Il tutto, con un impatto positivo anche sugli stessi volontari: «Siamo persone che si capiscono davvero», spiega Sediqa Sharifi, Voc di Bologna. «Essere in questo gruppo mi dà connessione e forza, consentendomi di condividere, imparare e supportarci a vicenda attraverso la nostra sfida».

La prima puntata della serie sul volontariato in occasione del Giubileo dei volontari

Mosaico e i rifugiati volontari come un “ponte”

Nel 2024, il progetto è stato portato avanti a Napoli, Roma, Bologna, Milano e Torino. In quest’ultima, il progetto è direttamente coordinato dalla refugee-led organization Associazione “Mosaico – Azioni per i Rifugiati.

L’associazione è nata nel 2006, «dopo la fatica e la difficoltà di quattro anni che avevo vissuto in strada, da quando ero arrivato in Italia» racconta il direttore dell’associazione, Berthin Nzonz, arrivato in Italia dal Congo nel 2002.
«L’idea mi è venuta proprio dal desiderio e dal bisogno di aiutare chi era arrivato da poco e viveva la condizione che avevo vissuto io.
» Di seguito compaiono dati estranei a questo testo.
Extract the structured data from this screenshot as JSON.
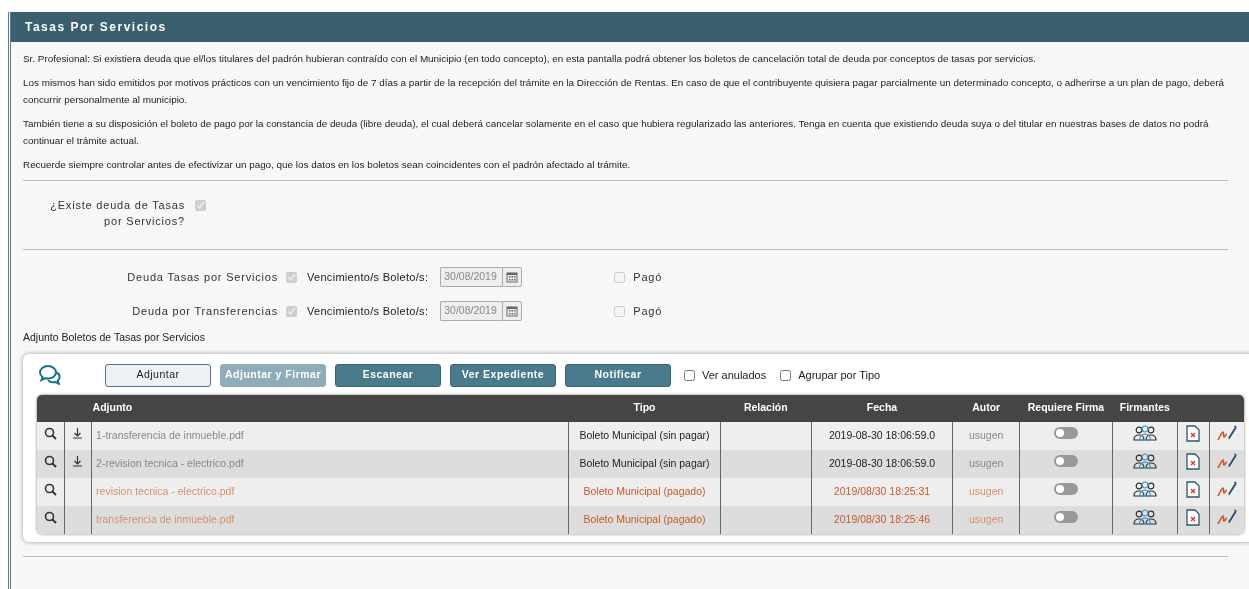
{
  "header": {
    "title": "Tasas Por Servicios"
  },
  "paragraphs": [
    "Sr. Profesional: Si existiera deuda que el/los titulares del padrón hubieran contraído con el Municipio (en todo concepto), en esta pantalla podrá obtener los boletos de cancelación total de deuda por conceptos de tasas por servicios.",
    "Los mismos han sido emitidos por motivos prácticos con un vencimiento fijo de 7 días a partir de la recepción del trámite en la Dirección de Rentas. En caso de que el contribuyente quisiera pagar parcialmente un determinado concepto, o adherirse a un plan de pago, deberá concurrir personalmente al municipio.",
    "También tiene a su disposición el boleto de pago por la constancia de deuda (libre deuda), el cual deberá cancelar solamente en el caso que hubiera regularizado las anteriores. Tenga en cuenta que existiendo deuda suya o del titular en nuestras bases de datos no podrá continuar el trámite actual.",
    "Recuerde siempre controlar antes de efectivizar un pago, que los datos en los boletos sean coincidentes con el padrón afectado al trámite."
  ],
  "existe_deuda": {
    "label": "¿Existe deuda de Tasas por Servicios?",
    "checked": true
  },
  "deudas": [
    {
      "label": "Deuda Tasas por Servicios",
      "checked": true,
      "due_label": "Vencimiento/s Boleto/s:",
      "due_date": "30/08/2019",
      "paid_label": "Pagó",
      "paid": false
    },
    {
      "label": "Deuda por Transferencias",
      "checked": true,
      "due_label": "Vencimiento/s Boleto/s:",
      "due_date": "30/08/2019",
      "paid_label": "Pagó",
      "paid": false
    }
  ],
  "attachments": {
    "title": "Adjunto Boletos de Tasas por Servicios",
    "buttons": [
      {
        "label": "Adjuntar",
        "kind": "outline"
      },
      {
        "label": "Adjuntar y Firmar",
        "kind": "disabled"
      },
      {
        "label": "Escanear",
        "kind": "primary"
      },
      {
        "label": "Ver Expediente",
        "kind": "primary"
      },
      {
        "label": "Notificar",
        "kind": "primary"
      }
    ],
    "options": [
      {
        "label": "Ver anulados",
        "checked": false
      },
      {
        "label": "Agrupar por Tipo",
        "checked": false
      }
    ],
    "columns": [
      "Adjunto",
      "Tipo",
      "Relación",
      "Fecha",
      "Autor",
      "Requiere Firma",
      "Firmantes"
    ],
    "rows": [
      {
        "file": "1-transferencia de inmueble.pdf",
        "tipo": "Boleto Municipal (sin pagar)",
        "fecha": "2019-08-30 18:06:59.0",
        "autor": "usugen",
        "paid": false,
        "downloadable": true,
        "requires_signature": false
      },
      {
        "file": "2-revision tecnica - electrico.pdf",
        "tipo": "Boleto Municipal (sin pagar)",
        "fecha": "2019-08-30 18:06:59.0",
        "autor": "usugen",
        "paid": false,
        "downloadable": true,
        "requires_signature": false
      },
      {
        "file": "revision tecnica - electrico.pdf",
        "tipo": "Boleto Municipal (pagado)",
        "fecha": "2019/08/30 18:25:31",
        "autor": "usugen",
        "paid": true,
        "downloadable": false,
        "requires_signature": false
      },
      {
        "file": "transferencia de inmueble.pdf",
        "tipo": "Boleto Municipal (pagado)",
        "fecha": "2019/08/30 18:25:46",
        "autor": "usugen",
        "paid": true,
        "downloadable": false,
        "requires_signature": false
      }
    ]
  }
}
E questo è lo spirito che caratterizza la nostra associazione: chi si inserisce deve sentirsi una risorsa per chi è arrivato dopo di lui e deve essere pronto a fare da ponte con le istituzioni e con la comunità. Ci sono fragilità invisibili, così le chiamiamo: persone che anche se hanno i documenti, non hanno risorse e finiscono, per esempio, nelle case occupate: i nostri volontari fanno da ponte tra loro e le istituzioni, per creare insieme le condizioni per un inserimento sociale. Per noi africani, in particolare, la solidarietà e i legami sociali fanno parte del welfare: non sempre è facile ritrovarsi e ricostruirli qui: i nostri volontari mettono la propria esperienza e le relazioni che hanno maturato a disposizione di chi ancora non ha». 

Berthin Nzonz

All’interno dell’associazione, oggi operano sei rifugiati volontari, di età compresa tra i 25 e i 35 anni, provenienti da diverse realtà geografiche: Afghanistan, Ucraina, Costa d’Avorio, Mali, Sudan e Pakistan.

«Il loro ruolo è centrale e insostituibile, perché ci aiutano, appunto, a intercettare e interpretare i bisogni delle comunità», assicura Nzonz. «Anche per loro è un’esperienza importante e arricchente, ne abbiamo parlato proprio nei giorni scorsi: fanno volontariato perché li aiutiamo, innanzitutto, a percepirsi come risorsa: credono nella possibilità di essere protagonisti attivi della comunità in cui vivono e di creare un impatto positivo, a partire proprio dal loro percorso e dalle loro conoscenze dirette. E sanno, al tempo stesso, di poter essere un ponte fondamentale tra le istituzioni e i servizi che offre il territorio».

ReFoodGess, rifugiati contro gli sprechi alimentari

Questo ponte può passare anche attraverso il cibo e in particolare la lotta agli sprechi: un’altra attività di volontariato, questa, in cui vengono coinvolti, questa volta a Roma, rifugiati di diverse provenienze e culture.

«Per noi il coinvolgimento dei rifugiati è centrale: ci chiamiamo ReFoodGees per questa ragione, perché crediamo che la lotta allo spreco alimentare sia un obiettivo e un valore in cui proprio loro possono avere una motivazione e una funzione particolare» dice Viola Piroli de Andrade che ha fondato, otto anni fa, l’associazione che porta avanti, a Roma, diversi progetti contro lo spreco alimentare.

«All’inizio eravamo in tre: uno di noi, Yakuba, veniva dalla Guinea Conakry, lo avevo conosciuto per strada, perché mi occupavo di accoglienza informale dei migranti. Poi Yakuba ha portato Segà e così, grazie al passaparola, hanno iniziato ad arrivare altri giovani provenienti da diverse parti del mondo, per lo più come rifugiati. Il gruppo è cresciuto, le attività anche: oggi siamo più di 20 e quasi la metà sono stranieri, per lo più molto giovani».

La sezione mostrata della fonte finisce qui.